FIG. 3 shows the two reactance elements +X and -X as elements of positive and negative capacitance C2 and -C2, respectively. The output signal V(t) is here taken off the negative-capacitance element -C2 but its magnitude will be the same as in the case where it is derived from the positive-capacitance element C2 in the manner illustrated in FIG. 2.
In FIG. 4 I have shown the physical realization of negative-capacitance element -C2 as an impedance-inverting network NIC having input terminals 1a, 1b in series with the first capacitor C2 and output terminals 2a, 2b connected across a second capacitor C3 ; output voltage V(t) is developed across these latter terminals.
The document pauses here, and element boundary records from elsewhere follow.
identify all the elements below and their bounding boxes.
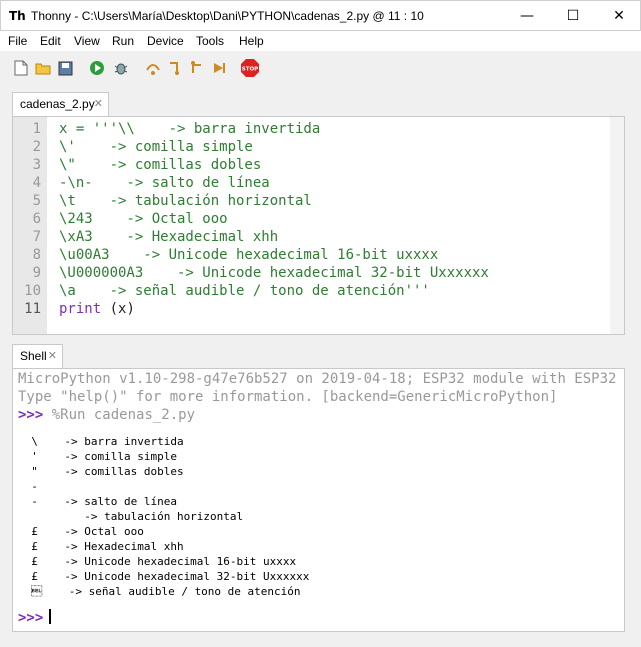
line-number: 2	[32, 139, 41, 155]
code-line: x = '''\\ -> barra invertida	[59, 121, 321, 137]
output-line: £ -> Hexadecimal xhh	[18, 540, 184, 553]
line-number-gutter: 1 2 3 4 5 6 7 8 9 10 11	[13, 117, 47, 334]
line-number: 8	[32, 247, 41, 263]
line-number: 5	[32, 193, 41, 209]
svg-text:STOP: STOP	[242, 67, 258, 73]
keyword-print: print	[59, 301, 102, 317]
line-number: 10	[24, 283, 41, 299]
output-line: -> tabulación horizontal	[18, 510, 244, 523]
code-line: \u00A3 -> Unicode hexadecimal 16-bit uxx…	[59, 247, 439, 263]
step-out-icon[interactable]	[189, 60, 205, 76]
new-file-icon[interactable]	[13, 60, 29, 76]
close-button[interactable]: ✕	[596, 1, 641, 31]
menu-edit[interactable]: Edit	[40, 34, 61, 48]
code-line: \' -> comilla simple	[59, 139, 253, 155]
output-line:  -> señal audible / tono de atención	[18, 585, 301, 598]
save-icon[interactable]	[57, 60, 73, 76]
maximize-button[interactable]: ☐	[550, 1, 596, 31]
stop-icon[interactable]: STOP	[240, 58, 260, 78]
menu-help[interactable]: Help	[239, 34, 264, 48]
line-number: 1	[32, 121, 41, 137]
line-number: 6	[32, 211, 41, 227]
code-line: \a -> señal audible / tono de atención''…	[59, 283, 430, 299]
line-number: 3	[32, 157, 41, 173]
run-command: %Run cadenas_2.py	[43, 407, 196, 423]
shell-input-line[interactable]: >>>	[18, 609, 52, 626]
title-bar: Th Thonny - C:\Users\María\Desktop\Dani\…	[0, 0, 641, 31]
menu-run[interactable]: Run	[112, 34, 134, 48]
text-cursor	[49, 609, 52, 624]
tab-label: Shell	[20, 349, 47, 363]
tab-cadenas-2-py[interactable]: cadenas_2.py ✕	[12, 92, 109, 116]
resume-icon[interactable]	[211, 60, 227, 76]
code-line: \" -> comillas dobles	[59, 157, 262, 173]
output-line: ' -> comilla simple	[18, 450, 177, 463]
output-line: £ -> Octal ooo	[18, 525, 144, 538]
step-over-icon[interactable]	[145, 60, 161, 76]
line-number: 11	[24, 301, 41, 317]
menu-device[interactable]: Device	[147, 34, 184, 48]
line-number: 9	[32, 265, 41, 281]
line-number: 7	[32, 229, 41, 245]
editor-scrollbar[interactable]	[610, 117, 624, 334]
shell-panel[interactable]: MicroPython v1.10-298-g47e76b527 on 2019…	[12, 368, 625, 632]
open-folder-icon[interactable]	[35, 60, 51, 76]
tab-label: cadenas_2.py	[20, 97, 95, 111]
line-number: 4	[32, 175, 41, 191]
menu-file[interactable]: File	[8, 34, 27, 48]
shell-header-line: Type "help()" for more information. [bac…	[18, 389, 558, 405]
thonny-logo-icon: Th	[9, 9, 26, 23]
run-icon[interactable]	[89, 60, 105, 76]
minimize-button[interactable]: —	[504, 1, 550, 31]
output-line: - -> salto de línea	[18, 495, 177, 508]
output-line: " -> comillas dobles	[18, 465, 184, 478]
toolbar: STOP	[0, 52, 641, 84]
tab-shell[interactable]: Shell ✕	[12, 344, 63, 368]
code-line: \xA3 -> Hexadecimal xhh	[59, 229, 279, 245]
code-line-print: print (x)	[59, 301, 135, 317]
output-line: £ -> Unicode hexadecimal 16-bit uxxxx	[18, 555, 297, 568]
output-line: -	[18, 480, 38, 493]
print-args: (x)	[101, 301, 135, 317]
close-tab-icon[interactable]: ✕	[48, 349, 57, 362]
code-line: \243 -> Octal ooo	[59, 211, 228, 227]
shell-run-line: >>> %Run cadenas_2.py	[18, 407, 195, 423]
shell-prompt: >>>	[18, 407, 44, 423]
shell-prompt: >>>	[18, 610, 44, 626]
step-into-icon[interactable]	[167, 60, 183, 76]
debug-icon[interactable]	[113, 60, 129, 76]
code-line: \t -> tabulación horizontal	[59, 193, 312, 209]
menu-view[interactable]: View	[74, 34, 100, 48]
menu-bar: File Edit View Run Device Tools Help	[0, 31, 641, 51]
menu-tools[interactable]: Tools	[196, 34, 224, 48]
code-line: -\n- -> salto de línea	[59, 175, 270, 191]
window-title: Thonny - C:\Users\María\Desktop\Dani\PYT…	[31, 9, 424, 23]
close-tab-icon[interactable]: ✕	[94, 97, 103, 110]
output-line: £ -> Unicode hexadecimal 32-bit Uxxxxxx	[18, 570, 310, 583]
output-line: \ -> barra invertida	[18, 435, 184, 448]
code-line: \U000000A3 -> Unicode hexadecimal 32-bit…	[59, 265, 489, 281]
shell-header-line: MicroPython v1.10-298-g47e76b527 on 2019…	[18, 371, 617, 387]
code-editor[interactable]: 1 2 3 4 5 6 7 8 9 10 11 x = '''\\ -> bar…	[12, 116, 625, 335]
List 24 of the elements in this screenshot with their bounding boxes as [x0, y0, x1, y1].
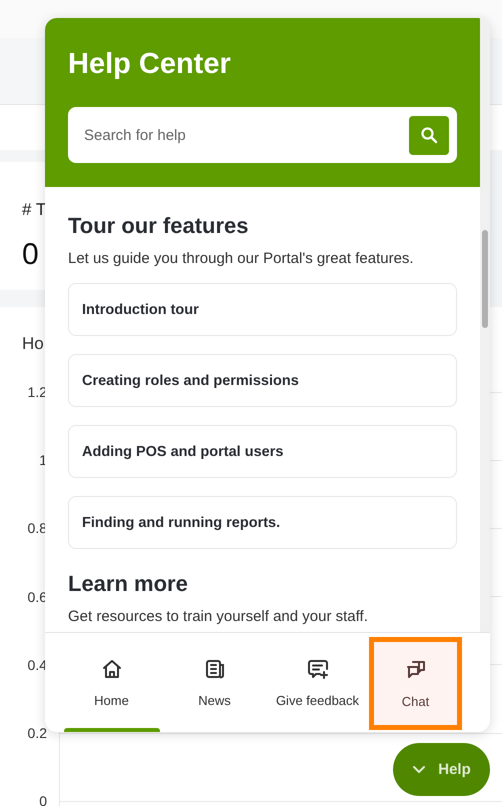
search-input[interactable]: Search for help: [82, 126, 409, 144]
search-icon: [420, 126, 438, 144]
section-heading: Tour our features: [68, 213, 250, 239]
feedback-icon: [306, 657, 330, 681]
chart-title: Ho: [22, 334, 44, 354]
stat-label: # T: [22, 200, 46, 220]
nav-tab[interactable]: Give feedback: [266, 633, 369, 732]
search-button[interactable]: [409, 116, 449, 154]
tour-item[interactable]: Introduction tour: [68, 283, 457, 336]
axis-label: 0: [38, 793, 47, 806]
stat-value: 0: [22, 238, 39, 272]
axis-label: 0.2: [26, 725, 47, 742]
panel-title: Help Center: [68, 48, 232, 81]
section-description: Get resources to train yourself and your staff.: [68, 608, 369, 625]
nav-tab[interactable]: Home: [60, 633, 163, 732]
tour-item[interactable]: Adding POS and portal users: [68, 425, 457, 478]
section-description: Let us guide you through our Portal's great features.: [68, 250, 415, 267]
nav-tab[interactable]: Chat: [369, 637, 462, 730]
tour-item[interactable]: Finding and running reports.: [68, 496, 457, 549]
nav-tab[interactable]: News: [163, 633, 266, 732]
search-field[interactable]: Search for help: [68, 107, 457, 163]
tour-item[interactable]: Creating roles and permissions: [68, 354, 457, 407]
chevron-down-icon: [412, 765, 426, 774]
section-heading: Learn more: [68, 571, 189, 597]
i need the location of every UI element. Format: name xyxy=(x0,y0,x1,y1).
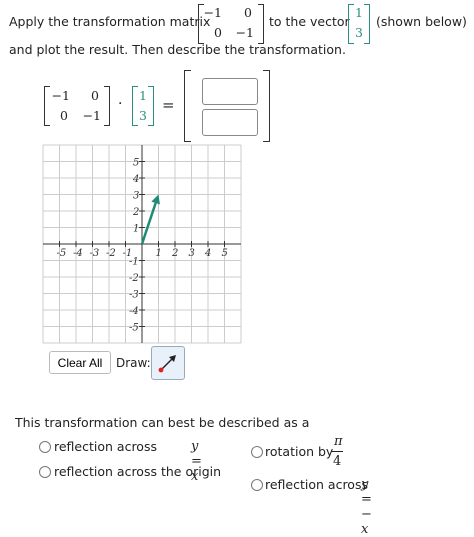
prompt-text-3: (shown below) xyxy=(376,14,467,29)
option-2-label: reflection across the origin xyxy=(54,464,222,479)
radio-option-4[interactable] xyxy=(251,479,263,491)
y-tick-label: -5 xyxy=(129,323,139,334)
option-3-numerator: π xyxy=(334,434,343,449)
vector-left-bracket xyxy=(348,4,354,44)
y-tick-label: -2 xyxy=(129,273,139,284)
answer-input-top[interactable] xyxy=(202,78,258,105)
option-3-label: rotation by xyxy=(265,444,334,459)
coordinate-graph[interactable]: -5 -4 -3 -2 -1 1 2 3 4 554321-1-2-3-4-5 xyxy=(35,143,247,345)
answer-vector xyxy=(184,70,270,142)
y-tick-label: 2 xyxy=(132,207,139,218)
x-tick-label: 3 xyxy=(189,248,195,259)
prompt-text-1: Apply the transformation matrix xyxy=(9,14,211,29)
option-1-label: reflection across xyxy=(54,439,157,454)
matrix-b: 0 xyxy=(244,5,252,20)
y-tick-label: 3 xyxy=(133,191,139,202)
option-4-label: reflection across xyxy=(265,477,368,492)
vector-y: 3 xyxy=(355,25,363,40)
question-text: This transformation can best be describe… xyxy=(15,415,310,430)
answer-input-bottom[interactable] xyxy=(202,109,258,136)
eq-matrix-b: 0 xyxy=(91,88,99,103)
vector: 1 3 xyxy=(348,4,370,44)
radio-option-1[interactable] xyxy=(39,441,51,453)
dot-operator: · xyxy=(118,96,123,112)
vector-arrow-shaft xyxy=(140,202,157,245)
eq-matrix-c: 0 xyxy=(60,108,68,123)
y-tick-label: 5 xyxy=(133,158,139,169)
option-4-math: y = − x xyxy=(361,477,372,537)
vector-x: 1 xyxy=(355,5,363,20)
answer-left-bracket xyxy=(184,70,191,142)
prompt-text-line2: and plot the result. Then describe the t… xyxy=(9,42,346,57)
matrix-d: −1 xyxy=(235,25,254,40)
x-tick-label: 5 xyxy=(222,248,228,259)
eq-vector-x: 1 xyxy=(139,88,147,103)
draw-label: Draw: xyxy=(116,356,151,370)
matrix-a: −1 xyxy=(203,5,222,20)
eq-matrix-right-bracket xyxy=(104,86,110,126)
matrix-c: 0 xyxy=(214,25,222,40)
answer-right-bracket xyxy=(263,70,270,142)
y-tick-label: -1 xyxy=(129,257,139,268)
vector-arrow-head xyxy=(151,194,160,205)
vector-right-bracket xyxy=(364,4,370,44)
option-3-denominator: 4 xyxy=(333,454,342,469)
clear-all-button[interactable]: Clear All xyxy=(49,351,111,374)
draw-vector-tool-button[interactable] xyxy=(151,346,185,380)
x-tick-label: -4 xyxy=(73,248,83,259)
y-tick-label: 4 xyxy=(132,174,139,185)
radio-option-2[interactable] xyxy=(39,466,51,478)
vector-arrow xyxy=(140,194,160,245)
radio-option-3[interactable] xyxy=(251,446,263,458)
y-tick-label: -3 xyxy=(129,290,139,301)
eq-matrix-a: −1 xyxy=(51,88,70,103)
matrix-right-bracket xyxy=(258,4,264,44)
x-tick-label: 2 xyxy=(171,248,178,259)
x-tick-label: 4 xyxy=(204,248,211,259)
eq-matrix-left-bracket xyxy=(44,86,50,126)
prompt-text-2: to the vector xyxy=(269,14,350,29)
eq-vector-y: 3 xyxy=(139,108,147,123)
vector-draw-icon xyxy=(158,355,176,373)
equation-vector: 1 3 xyxy=(132,86,154,126)
eq-vector-left-bracket xyxy=(132,86,138,126)
equals-sign: = xyxy=(162,96,175,114)
x-tick-label: 1 xyxy=(156,248,162,259)
x-tick-label: -3 xyxy=(90,248,100,259)
fraction-bar xyxy=(331,451,343,452)
x-tick-label: -2 xyxy=(106,248,116,259)
y-tick-label: -4 xyxy=(129,306,139,317)
eq-matrix-d: −1 xyxy=(82,108,101,123)
eq-vector-right-bracket xyxy=(148,86,154,126)
x-tick-label: -5 xyxy=(57,248,67,259)
y-tick-label: 1 xyxy=(133,224,139,235)
equation-matrix: −1 0 0 −1 xyxy=(44,86,110,126)
transformation-matrix: −1 0 0 −1 xyxy=(198,4,264,44)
Network NIC has a transmission ratio -K so chosen that C2 =C3 /K; capacitor C3 will then be traversed by a current equal to KEC1 ω cos ωt, thus developing an output voltage V(t)=(KEC1 /C3)cos ωt. With K=1, therefore, C3 should be equal to C2. With C2 =C1 there will again exist substantial identity between the signal amplitude and the biasing voltage E.
As more fully illustrated in FIG. 5, network NIC comprises an operational amplifier A with three series resistors R1, R2 and R3 inserted between its terminal 1a and 2a which are respectively connected to the noninverting and the inverting input thereof. The middle resistor R2 is a potentiometer having a tap connected to the amplifier output; terminals 1b and 2b are directly interconnected and tied to a reference input of the amplifier. A shifting of that tap enables an adjustment of the conversion ratio -K of the network, as is well known per se.
An electroacoustic transducer according to my invention, as described with reference to FIGS. 2-5, responds with high fidelity to frequencies ranging from a few Hz to several tens of KHz and is therefore eminently suitable for use in telephone receivers. This fidelity is enhanced if the condenser C(t) has the structure shown in FIG. 6, comprising a metallic housing 10 which acts as a stationary plate and supports a mobile plate in the form of a membrane 11 of plastic material, preferably nylon, coated on one or both sides with a metallic layer 12. The housing may have apertures 13 facilitating the equalization of air pressure on opposite sides of the membrane.
As will be apparent from the foregoing, the use of a positive and a negative capacitance as the reactances of elements +X and -X of FIG. 2 makes the output voltage V(t) independent of frequency; if inductances were used instead, the signal amplitude would vary with the square of the frequency. These considerations apply, of course, only when voltage V(t) is fed to a load of virtually infinite impedance, such as the input of an operational amplifier.